Not much can be done to prevent this, however the strength of the symmetric encryption should be enough to still make this unfeasible.
Sidechannel (Length of Encrypted Data):
The length of the encrypted data increases with the length of the username of the sender and the subject of the message. This allows the Server-Admin to gain some information and differentiate different messages even across encryption rotations.
Sidechannel (Reconfiguration of Contact Recipients):
A server admin can alter the configuration, so that messages are sent to arbitrary email addresses rather than the intended recipients.
Sidechannel Attacks
ML-Admin with knowledge of secret:
For recipients which are mailinglists a mailinglist admin (or another admin with privileges for the mailinglist) has the capability to remove all regular subscribers of the mailinglist, add themself as a subscriber and then (with knowledge of the secret) rotate the encryption for a message.
This causes the new secret to only be sent to the malicious admin, rendering the intended recipients unable to reply to (or even to rotate the encryption of) the affected message.
The rotated message can be identified from the internal log.

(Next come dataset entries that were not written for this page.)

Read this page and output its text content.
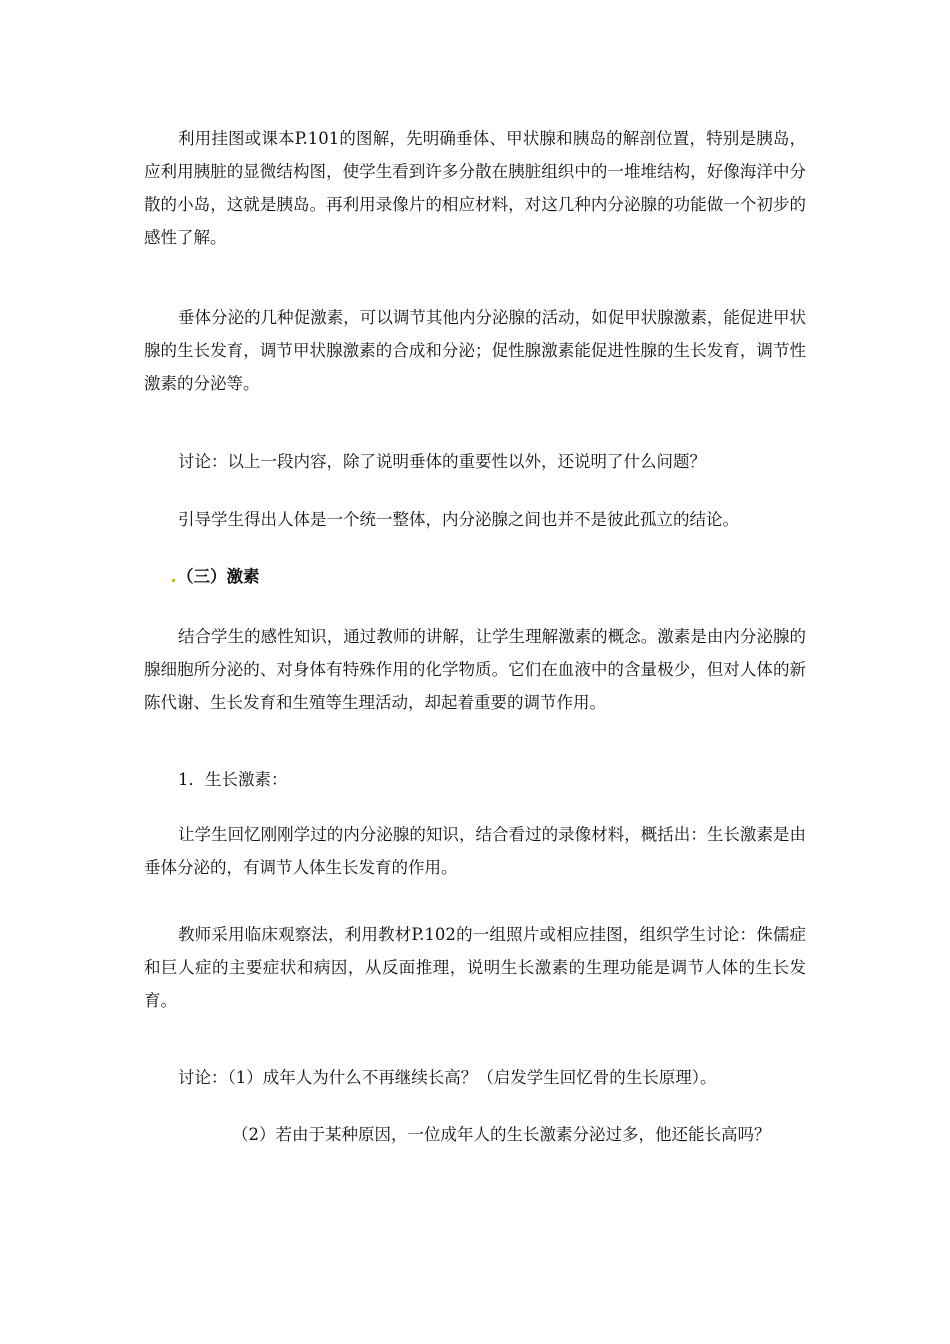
利用挂图或课本P.101的图解，先明确垂体、甲状腺和胰岛的解剖位置，特别是胰岛，应利用胰脏的显微结构图，使学生看到许多分散在胰脏组织中的一堆堆结构，好像海洋中分散的小岛，这就是胰岛。再利用录像片的相应材料，对这几种内分泌腺的功能做一个初步的感性了解。

垂体分泌的几种促激素，可以调节其他内分泌腺的活动，如促甲状腺激素，能促进甲状腺的生长发育，调节甲状腺激素的合成和分泌；促性腺激素能促进性腺的生长发育，调节性激素的分泌等。

讨论：以上一段内容，除了说明垂体的重要性以外，还说明了什么问题？

引导学生得出人体是一个统一整体，内分泌腺之间也并不是彼此孤立的结论。

（三）激素

结合学生的感性知识，通过教师的讲解，让学生理解激素的概念。激素是由内分泌腺的腺细胞所分泌的、对身体有特殊作用的化学物质。它们在血液中的含量极少，但对人体的新陈代谢、生长发育和生殖等生理活动，却起着重要的调节作用。

1．生长激素：

让学生回忆刚刚学过的内分泌腺的知识，结合看过的录像材料，概括出：生长激素是由垂体分泌的，有调节人体生长发育的作用。

教师采用临床观察法，利用教材P.102的一组照片或相应挂图，组织学生讨论：侏儒症和巨人症的主要症状和病因，从反面推理，说明生长激素的生理功能是调节人体的生长发育。

讨论：（1）成年人为什么不再继续长高？（启发学生回忆骨的生长原理）。

（2）若由于某种原因，一位成年人的生长激素分泌过多，他还能长高吗？
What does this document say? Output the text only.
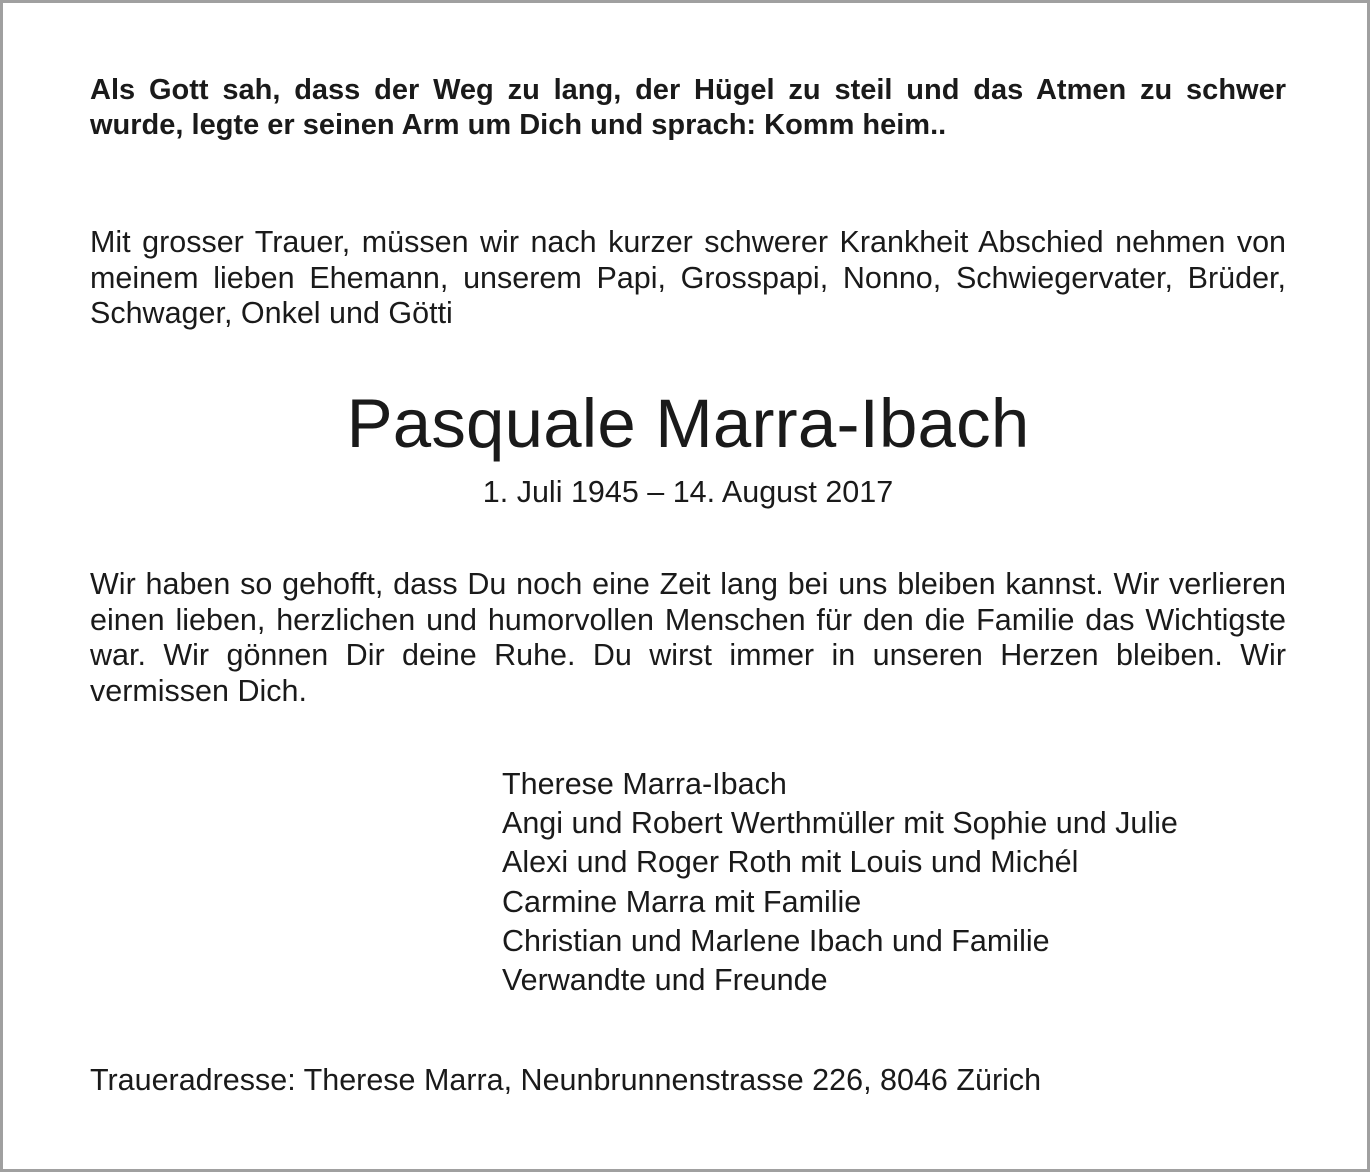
Als Gott sah, dass der Weg zu lang, der Hügel zu steil und das Atmen zu schwer wurde, legte er seinen Arm um Dich und sprach: Komm heim..

Mit grosser Trauer, müssen wir nach kurzer schwerer Krankheit Abschied nehmen von meinem lieben Ehemann, unserem Papi, Grosspapi, Nonno, Schwiegervater, Brüder, Schwager, Onkel und Götti

Pasquale Marra-Ibach

1. Juli 1945 – 14. August 2017

Wir haben so gehofft, dass Du noch eine Zeit lang bei uns bleiben kannst. Wir verlieren einen lieben, herzlichen und humorvollen Menschen für den die Familie das Wichtigste war. Wir gönnen Dir deine Ruhe. Du wirst immer in unseren Herzen bleiben. Wir vermissen Dich.

Therese Marra-Ibach
Angi und Robert Werthmüller mit Sophie und Julie
Alexi und Roger Roth mit Louis und Michél
Carmine Marra mit Familie
Christian und Marlene Ibach und Familie
Verwandte und Freunde

Traueradresse: Therese Marra, Neunbrunnenstrasse 226, 8046 Zürich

This allows a server admin to delete the compromised message. Changes to mailinglist subscribers via the frontend are logged.
Interception of email:
Since most recipients are mailinglists (and even if they weren’t), we cannot send the actual mails in an encrypted form. Interception of emails may leak both a secret and the actual message contents to the intercepting party.
Similar access to the full messages is possible via administrative access to CdE mail infrastructure, i.e. the mail2-vm and the mailman/postorius services which keep records of all mails sent (to a cde mailinglist).